Black history in Greenwich Village, the East Village, and NoHo is not abstract. It is tied to specific buildings, specific addresses, and specific institutions that helped shape the course of American history.

Two of the most powerful examples are the African Free School in Greenwich Village and the NAACP’s national headquarters at 70 Fifth Avenue.

African Free School No. 3

120 West 3rd Street, Greenwich Village

Founded in 1787 by the New-York Manumission Society, the African Free School system was created to educate the children of free and formerly enslaved Black New Yorkers. At a time when education for Black children was rare and often actively resisted, these schools were an extraordinary commitment to literacy and advancement.

One of these schools, African Free School No. 3, was located at 120 West 3rd Street in Greenwich Village. Its presence places early Black educational history squarely within our neighborhood.

The curriculum emphasized reading, writing, mathematics, geography, and moral philosophy. The goal was not simply basic instruction, but preparation for leadership and civic participation.

Graduates of the African Free School system included figures such as James McCune Smith and Henry Highland Garnet, both of whom became leading abolitionist voices in the 19th century.

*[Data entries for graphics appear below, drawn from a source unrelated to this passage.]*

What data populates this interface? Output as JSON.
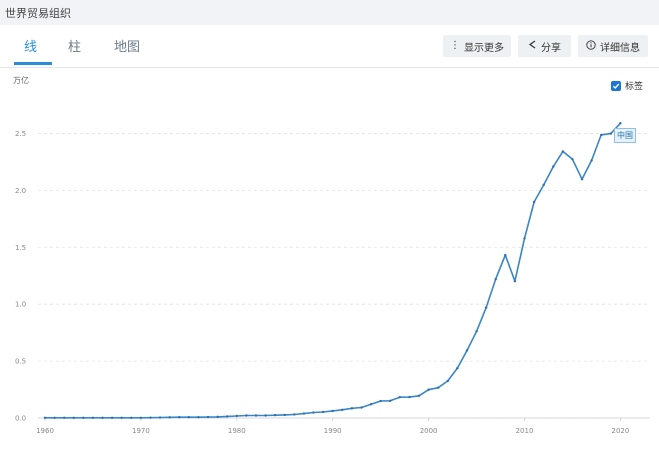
{
  "source": "世界贸易组织",
  "tabs": [
    {
      "label": "线"
    },
    {
      "label": "柱"
    },
    {
      "label": "地图"
    }
  ],
  "toolbar": {
    "more_label": "显示更多",
    "share_label": "分享",
    "details_label": "详细信息"
  },
  "legend": {
    "label": "标签",
    "checked": true
  },
  "colors": {
    "accent": "#2a8ed8",
    "line": "#3a86c8",
    "grid": "#dfe3e8"
  },
  "chart_data": {
    "type": "line",
    "ylabel": "万亿",
    "xlabel": "",
    "ylim": [
      0,
      2.75
    ],
    "xlim": [
      1960,
      2021
    ],
    "yticks": [
      "0.0",
      "0.5",
      "1.0",
      "1.5",
      "2.0",
      "2.5"
    ],
    "xticks": [
      "1960",
      "1970",
      "1980",
      "1990",
      "2000",
      "2010",
      "2020"
    ],
    "grid": true,
    "series": [
      {
        "name": "中国",
        "x": [
          1960,
          1961,
          1962,
          1963,
          1964,
          1965,
          1966,
          1967,
          1968,
          1969,
          1970,
          1971,
          1972,
          1973,
          1974,
          1975,
          1976,
          1977,
          1978,
          1979,
          1980,
          1981,
          1982,
          1983,
          1984,
          1985,
          1986,
          1987,
          1988,
          1989,
          1990,
          1991,
          1992,
          1993,
          1994,
          1995,
          1996,
          1997,
          1998,
          1999,
          2000,
          2001,
          2002,
          2003,
          2004,
          2005,
          2006,
          2007,
          2008,
          2009,
          2010,
          2011,
          2012,
          2013,
          2014,
          2015,
          2016,
          2017,
          2018,
          2019,
          2020
        ],
        "y": [
          0.002,
          0.002,
          0.002,
          0.002,
          0.002,
          0.002,
          0.002,
          0.002,
          0.002,
          0.002,
          0.002,
          0.003,
          0.004,
          0.006,
          0.007,
          0.007,
          0.007,
          0.008,
          0.01,
          0.014,
          0.018,
          0.022,
          0.022,
          0.022,
          0.025,
          0.027,
          0.031,
          0.039,
          0.048,
          0.053,
          0.062,
          0.072,
          0.085,
          0.092,
          0.121,
          0.149,
          0.151,
          0.183,
          0.184,
          0.195,
          0.249,
          0.266,
          0.326,
          0.438,
          0.593,
          0.762,
          0.969,
          1.22,
          1.431,
          1.202,
          1.578,
          1.898,
          2.048,
          2.209,
          2.342,
          2.273,
          2.098,
          2.263,
          2.487,
          2.499,
          2.59
        ]
      }
    ]
  }
}
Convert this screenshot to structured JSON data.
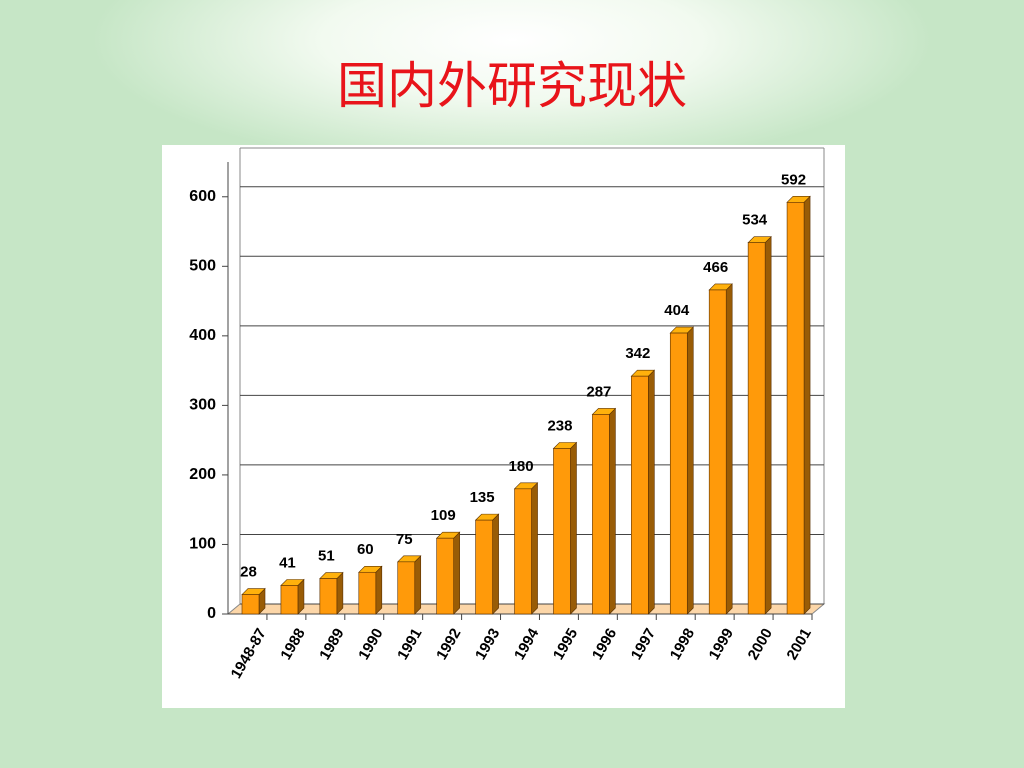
{
  "title": "国内外研究现状",
  "chart_data": {
    "type": "bar3d",
    "categories": [
      "1948-87",
      "1988",
      "1989",
      "1990",
      "1991",
      "1992",
      "1993",
      "1994",
      "1995",
      "1996",
      "1997",
      "1998",
      "1999",
      "2000",
      "2001"
    ],
    "values": [
      28,
      41,
      51,
      60,
      75,
      109,
      135,
      180,
      238,
      287,
      342,
      404,
      466,
      534,
      592
    ],
    "color": "#ff9a0a",
    "ylim": [
      0,
      650
    ],
    "yticks": [
      0,
      100,
      200,
      300,
      400,
      500,
      600
    ],
    "grid": true
  }
}
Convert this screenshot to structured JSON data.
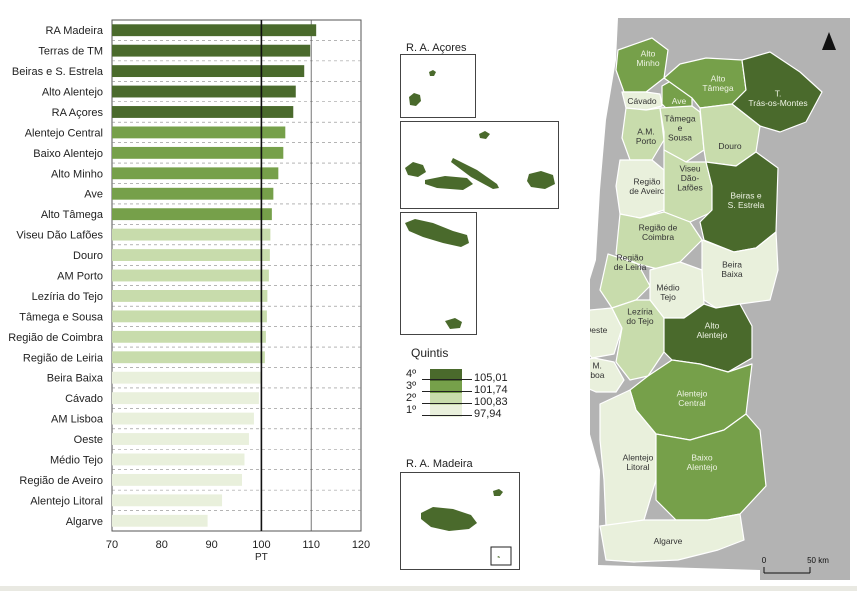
{
  "colors": {
    "q4": "#4a6a2c",
    "q3": "#76a04a",
    "q2": "#c8dcac",
    "q1": "#e9f0dc",
    "sea": "#b3b3b3",
    "map_line": "#ffffff"
  },
  "chart_data": {
    "type": "bar",
    "orientation": "horizontal",
    "categories": [
      "RA Madeira",
      "Terras de TM",
      "Beiras e S. Estrela",
      "Alto Alentejo",
      "RA Açores",
      "Alentejo Central",
      "Baixo Alentejo",
      "Alto Minho",
      "Ave",
      "Alto Tâmega",
      "Viseu Dão Lafões",
      "Douro",
      "AM Porto",
      "Lezíria do Tejo",
      "Tâmega e Sousa",
      "Região de Coimbra",
      "Região de Leiria",
      "Beira Baixa",
      "Cávado",
      "AM Lisboa",
      "Oeste",
      "Médio Tejo",
      "Região de Aveiro",
      "Alentejo Litoral",
      "Algarve"
    ],
    "values": [
      111.0,
      109.8,
      108.6,
      106.9,
      106.4,
      104.8,
      104.4,
      103.4,
      102.4,
      102.1,
      101.8,
      101.7,
      101.5,
      101.2,
      101.1,
      100.9,
      100.7,
      100.0,
      99.5,
      98.5,
      97.5,
      96.6,
      96.1,
      92.1,
      89.2
    ],
    "quintile": [
      4,
      4,
      4,
      4,
      4,
      3,
      3,
      3,
      3,
      3,
      2,
      2,
      2,
      2,
      2,
      2,
      2,
      1,
      1,
      1,
      1,
      1,
      1,
      1,
      1
    ],
    "xlim": [
      70,
      120
    ],
    "xticks": [
      "70",
      "80",
      "90",
      "100",
      "110",
      "120"
    ],
    "xlabel": "PT",
    "reference_line": 100,
    "grid": true
  },
  "insets": {
    "acores_title": "R. A. Açores",
    "madeira_title": "R. A. Madeira"
  },
  "legend": {
    "title": "Quintis",
    "classes": [
      {
        "label": "4º",
        "color_key": "q4",
        "threshold": "105,01"
      },
      {
        "label": "3º",
        "color_key": "q3",
        "threshold": "101,74"
      },
      {
        "label": "2º",
        "color_key": "q2",
        "threshold": "100,83"
      },
      {
        "label": "1º",
        "color_key": "q1",
        "threshold": "97,94"
      }
    ]
  },
  "map": {
    "regions": [
      {
        "name": "Alto Minho",
        "lines": [
          "Alto",
          "Minho"
        ],
        "q": 3
      },
      {
        "name": "Cávado",
        "lines": [
          "Cávado"
        ],
        "q": 1
      },
      {
        "name": "Ave",
        "lines": [
          "Ave"
        ],
        "q": 3
      },
      {
        "name": "Alto Tâmega",
        "lines": [
          "Alto",
          "Tâmega"
        ],
        "q": 3
      },
      {
        "name": "Terras de Trás-os-Montes",
        "lines": [
          "T.",
          "Trás-os-Montes"
        ],
        "q": 4
      },
      {
        "name": "A.M. Porto",
        "lines": [
          "A.M.",
          "Porto"
        ],
        "q": 2
      },
      {
        "name": "Tâmega e Sousa",
        "lines": [
          "Tâmega",
          "e",
          "Sousa"
        ],
        "q": 2
      },
      {
        "name": "Douro",
        "lines": [
          "Douro"
        ],
        "q": 2
      },
      {
        "name": "Região de Aveiro",
        "lines": [
          "Região",
          "de Aveiro"
        ],
        "q": 1
      },
      {
        "name": "Viseu Dão-Lafões",
        "lines": [
          "Viseu",
          "Dão-",
          "Lafões"
        ],
        "q": 2
      },
      {
        "name": "Beiras e S. Estrela",
        "lines": [
          "Beiras e",
          "S. Estrela"
        ],
        "q": 4
      },
      {
        "name": "Região de Coimbra",
        "lines": [
          "Região de",
          "Coimbra"
        ],
        "q": 2
      },
      {
        "name": "Região de Leiria",
        "lines": [
          "Região",
          "de Leiria"
        ],
        "q": 2
      },
      {
        "name": "Médio Tejo",
        "lines": [
          "Médio",
          "Tejo"
        ],
        "q": 1
      },
      {
        "name": "Beira Baixa",
        "lines": [
          "Beira",
          "Baixa"
        ],
        "q": 1
      },
      {
        "name": "Oeste",
        "lines": [
          "Oeste"
        ],
        "q": 1
      },
      {
        "name": "Lezíria do Tejo",
        "lines": [
          "Lezíria",
          "do Tejo"
        ],
        "q": 2
      },
      {
        "name": "Alto Alentejo",
        "lines": [
          "Alto",
          "Alentejo"
        ],
        "q": 4
      },
      {
        "name": "A. M. Lisboa",
        "lines": [
          "A. M.",
          "Lisboa"
        ],
        "q": 1
      },
      {
        "name": "Alentejo Central",
        "lines": [
          "Alentejo",
          "Central"
        ],
        "q": 3
      },
      {
        "name": "Alentejo Litoral",
        "lines": [
          "Alentejo",
          "Litoral"
        ],
        "q": 1
      },
      {
        "name": "Baixo Alentejo",
        "lines": [
          "Baixo",
          "Alentejo"
        ],
        "q": 3
      },
      {
        "name": "Algarve",
        "lines": [
          "Algarve"
        ],
        "q": 1
      }
    ],
    "scale_start": "0",
    "scale_end": "50 km"
  }
}
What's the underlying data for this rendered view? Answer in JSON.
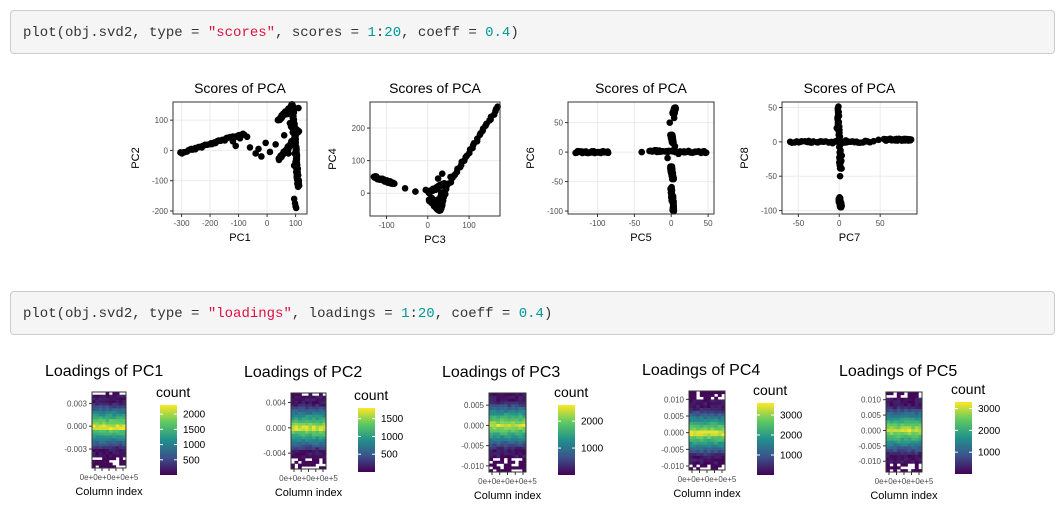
{
  "code": {
    "cmd1": {
      "p1": "plot(obj.svd2, type = ",
      "s1": "\"scores\"",
      "p2": ", scores = ",
      "n1": "1",
      "p3": ":",
      "n2": "20",
      "p4": ", coeff = ",
      "n3": "0.4",
      "p5": ")"
    },
    "cmd2": {
      "p1": "plot(obj.svd2, type = ",
      "s1": "\"loadings\"",
      "p2": ", loadings = ",
      "n1": "1",
      "p3": ":",
      "n2": "20",
      "p4": ", coeff = ",
      "n3": "0.4",
      "p5": ")"
    }
  },
  "chart_data": [
    {
      "type": "scatter",
      "title": "Scores of PCA",
      "xlabel": "PC1",
      "ylabel": "PC2",
      "xlim": [
        -330,
        140
      ],
      "ylim": [
        -210,
        160
      ],
      "xticks": [
        -300,
        -200,
        -100,
        0,
        100
      ],
      "xticklabels": [
        "-300",
        "-200",
        "-100",
        "0",
        "100"
      ],
      "yticks": [
        -200,
        -100,
        0,
        100
      ],
      "yticklabels": [
        "-200",
        "-100",
        "0",
        "100"
      ],
      "segments": [
        {
          "x0": -305,
          "y0": -8,
          "x1": -80,
          "y1": 55
        },
        {
          "x0": 40,
          "y0": 100,
          "x1": 90,
          "y1": 150
        },
        {
          "x0": 40,
          "y0": -30,
          "x1": 100,
          "y1": 40
        },
        {
          "x0": 90,
          "y0": 150,
          "x1": 100,
          "y1": 0
        },
        {
          "x0": 100,
          "y0": 0,
          "x1": 110,
          "y1": -120
        },
        {
          "x0": 85,
          "y0": 80,
          "x1": 110,
          "y1": 60
        }
      ],
      "points": [
        [
          -120,
          30
        ],
        [
          -110,
          15
        ],
        [
          -95,
          40
        ],
        [
          -70,
          45
        ],
        [
          -60,
          10
        ],
        [
          -40,
          -10
        ],
        [
          -30,
          5
        ],
        [
          -20,
          -20
        ],
        [
          -5,
          25
        ],
        [
          10,
          -5
        ],
        [
          30,
          20
        ],
        [
          95,
          -160
        ],
        [
          98,
          -175
        ],
        [
          100,
          -185
        ],
        [
          102,
          -190
        ],
        [
          60,
          50
        ],
        [
          70,
          120
        ],
        [
          80,
          90
        ],
        [
          90,
          60
        ],
        [
          75,
          -10
        ],
        [
          85,
          30
        ],
        [
          95,
          -50
        ],
        [
          105,
          -90
        ],
        [
          110,
          140
        ]
      ]
    },
    {
      "type": "scatter",
      "title": "Scores of PCA",
      "xlabel": "PC3",
      "ylabel": "PC4",
      "xlim": [
        -140,
        175
      ],
      "ylim": [
        -70,
        280
      ],
      "xticks": [
        -100,
        0,
        100
      ],
      "xticklabels": [
        "-100",
        "0",
        "100"
      ],
      "yticks": [
        0,
        100,
        200
      ],
      "yticklabels": [
        "0",
        "100",
        "200"
      ],
      "segments": [
        {
          "x0": -130,
          "y0": 50,
          "x1": -80,
          "y1": 28
        },
        {
          "x0": 20,
          "y0": -30,
          "x1": 170,
          "y1": 265
        },
        {
          "x0": 0,
          "y0": 0,
          "x1": 40,
          "y1": 30
        },
        {
          "x0": 5,
          "y0": -20,
          "x1": 30,
          "y1": -55
        },
        {
          "x0": 30,
          "y0": -50,
          "x1": 40,
          "y1": 0
        }
      ],
      "points": [
        [
          -55,
          15
        ],
        [
          -30,
          5
        ],
        [
          -5,
          10
        ],
        [
          10,
          -15
        ],
        [
          15,
          -40
        ],
        [
          25,
          45
        ],
        [
          35,
          60
        ],
        [
          45,
          20
        ],
        [
          55,
          50
        ]
      ]
    },
    {
      "type": "scatter",
      "title": "Scores of PCA",
      "xlabel": "PC5",
      "ylabel": "PC6",
      "xlim": [
        -140,
        58
      ],
      "ylim": [
        -105,
        85
      ],
      "xticks": [
        -100,
        -50,
        0,
        50
      ],
      "xticklabels": [
        "-100",
        "-50",
        "0",
        "50"
      ],
      "yticks": [
        -100,
        -50,
        0,
        50
      ],
      "yticklabels": [
        "-100",
        "-50",
        "0",
        "50"
      ],
      "segments": [
        {
          "x0": -130,
          "y0": 0,
          "x1": -85,
          "y1": 0
        },
        {
          "x0": -30,
          "y0": 2,
          "x1": 48,
          "y1": 0
        },
        {
          "x0": 2,
          "y0": 15,
          "x1": 0,
          "y1": 30
        },
        {
          "x0": 3,
          "y0": 65,
          "x1": 5,
          "y1": 75
        },
        {
          "x0": 0,
          "y0": -25,
          "x1": 2,
          "y1": -45
        },
        {
          "x0": 0,
          "y0": -60,
          "x1": 3,
          "y1": -100
        }
      ],
      "points": [
        [
          -40,
          0
        ],
        [
          -20,
          3
        ],
        [
          10,
          -3
        ],
        [
          -5,
          -10
        ],
        [
          5,
          10
        ],
        [
          -2,
          50
        ],
        [
          4,
          58
        ]
      ]
    },
    {
      "type": "scatter",
      "title": "Scores of PCA",
      "xlabel": "PC7",
      "ylabel": "PC8",
      "xlim": [
        -70,
        95
      ],
      "ylim": [
        -105,
        58
      ],
      "xticks": [
        -50,
        0,
        50
      ],
      "xticklabels": [
        "-50",
        "0",
        "50"
      ],
      "yticks": [
        -100,
        -50,
        0,
        50
      ],
      "yticklabels": [
        "-100",
        "-50",
        "0",
        "50"
      ],
      "segments": [
        {
          "x0": -60,
          "y0": 0,
          "x1": 38,
          "y1": 0
        },
        {
          "x0": 55,
          "y0": 3,
          "x1": 88,
          "y1": 3
        },
        {
          "x0": -2,
          "y0": 50,
          "x1": 2,
          "y1": -40
        },
        {
          "x0": 0,
          "y0": -82,
          "x1": 2,
          "y1": -95
        }
      ],
      "points": [
        [
          -8,
          -2
        ],
        [
          8,
          2
        ],
        [
          3,
          -20
        ],
        [
          -3,
          20
        ],
        [
          0,
          -30
        ],
        [
          42,
          1
        ],
        [
          48,
          3
        ],
        [
          1,
          -50
        ]
      ]
    },
    {
      "type": "heatmap",
      "title": "Loadings of PC1",
      "xlabel": "Column index",
      "ylabel": "",
      "ytick_values": [
        -0.003,
        0.0,
        0.003
      ],
      "yticklabels": [
        "-0.003",
        "0.000",
        "0.003"
      ],
      "ylim": [
        -0.0055,
        0.0045
      ],
      "xticklabels_text": "0e+0e+0e+0e+5",
      "legend_title": "count",
      "legend_range": [
        0,
        2300
      ],
      "legend_ticks": [
        500,
        1000,
        1500,
        2000
      ],
      "legend_labels": [
        "500",
        "1000",
        "1500",
        "2000"
      ]
    },
    {
      "type": "heatmap",
      "title": "Loadings of PC2",
      "xlabel": "Column index",
      "ylabel": "",
      "ytick_values": [
        -0.004,
        0.0,
        0.004
      ],
      "yticklabels": [
        "-0.004",
        "0.000",
        "0.004"
      ],
      "ylim": [
        -0.0065,
        0.0055
      ],
      "xticklabels_text": "0e+0e+0e+0e+5",
      "legend_title": "count",
      "legend_range": [
        0,
        1800
      ],
      "legend_ticks": [
        500,
        1000,
        1500
      ],
      "legend_labels": [
        "500",
        "1000",
        "1500"
      ]
    },
    {
      "type": "heatmap",
      "title": "Loadings of PC3",
      "xlabel": "Column index",
      "ylabel": "",
      "ytick_values": [
        -0.01,
        -0.005,
        0.0,
        0.005
      ],
      "yticklabels": [
        "-0.010",
        "-0.005",
        "0.000",
        "0.005"
      ],
      "ylim": [
        -0.0115,
        0.008
      ],
      "xticklabels_text": "0e+0e+0e+0e+5",
      "legend_title": "count",
      "legend_range": [
        0,
        2600
      ],
      "legend_ticks": [
        1000,
        2000
      ],
      "legend_labels": [
        "1000",
        "2000"
      ]
    },
    {
      "type": "heatmap",
      "title": "Loadings of PC4",
      "xlabel": "Column index",
      "ylabel": "",
      "ytick_values": [
        -0.01,
        -0.005,
        0.0,
        0.005,
        0.01
      ],
      "yticklabels": [
        "-0.010",
        "-0.005",
        "0.000",
        "0.005",
        "0.010"
      ],
      "ylim": [
        -0.0112,
        0.0125
      ],
      "xticklabels_text": "0e+0e+0e+0e+5",
      "legend_title": "count",
      "legend_range": [
        0,
        3600
      ],
      "legend_ticks": [
        1000,
        2000,
        3000
      ],
      "legend_labels": [
        "1000",
        "2000",
        "3000"
      ]
    },
    {
      "type": "heatmap",
      "title": "Loadings of PC5",
      "xlabel": "Column index",
      "ylabel": "",
      "ytick_values": [
        -0.01,
        -0.005,
        0.0,
        0.005,
        0.01
      ],
      "yticklabels": [
        "-0.010",
        "-0.005",
        "0.000",
        "0.005",
        "0.010"
      ],
      "ylim": [
        -0.0135,
        0.0125
      ],
      "xticklabels_text": "0e+0e+0e+0e+5",
      "legend_title": "count",
      "legend_range": [
        0,
        3300
      ],
      "legend_ticks": [
        1000,
        2000,
        3000
      ],
      "legend_labels": [
        "1000",
        "2000",
        "3000"
      ]
    }
  ]
}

You can read more about African Free School No. 3 and its significance in our neighborhood here:
African Free School #3, 120 West 3rd Street

This history makes clear that Greenwich Village was not only a center of artistic experimentation in the 20th century. It was also home to early efforts to expand opportunity and education for Black New Yorkers.

NAACP at 70 Fifth Avenue

Greenwich Village

From 1914 to 1923, 70 Fifth Avenue served as the national headquarters of the NAACP. Located at the southwest corner of 13th Street in Greenwich Village, the building became a central hub for civil rights advocacy in the early 20th century.

Under the leadership of W. E. B. Du Bois, the NAACP published The Crisis magazine from this address. The publication reported on racial violence, advocated for federal anti-lynching legislation, protested segregation in the federal workforce, and challenged racist cultural portrayals such as The Birth of a Nation.

No. 70 Fifth Avenue was not simply office space. It was an engine of national reform operating from within our neighborhood.

Village Preservation has documented this history extensively, including the building’s role in publishing, organizing, and shaping public debate during a critical period in American civil rights history.

To learn more about 70 Fifth Avenue and its connection to the NAACP and W. E. B. Du Bois, read our full post here: Civil Rights, the NAACP, and W.E.B. DuBois: The African American history tied to 70 Fifth Avenue

These two sites, 120 West 3rd Street and 70 Fifth Avenue, remind us that Black history is deeply embedded in the physical fabric of our neighborhoods.

Classrooms prepared young minds for leadership.
Publishing offices amplified calls for justice nationwide.

Both stand within the streets we walk today.

And both are essential to understanding the full history of Greenwich Village, the East Village, and NoHo.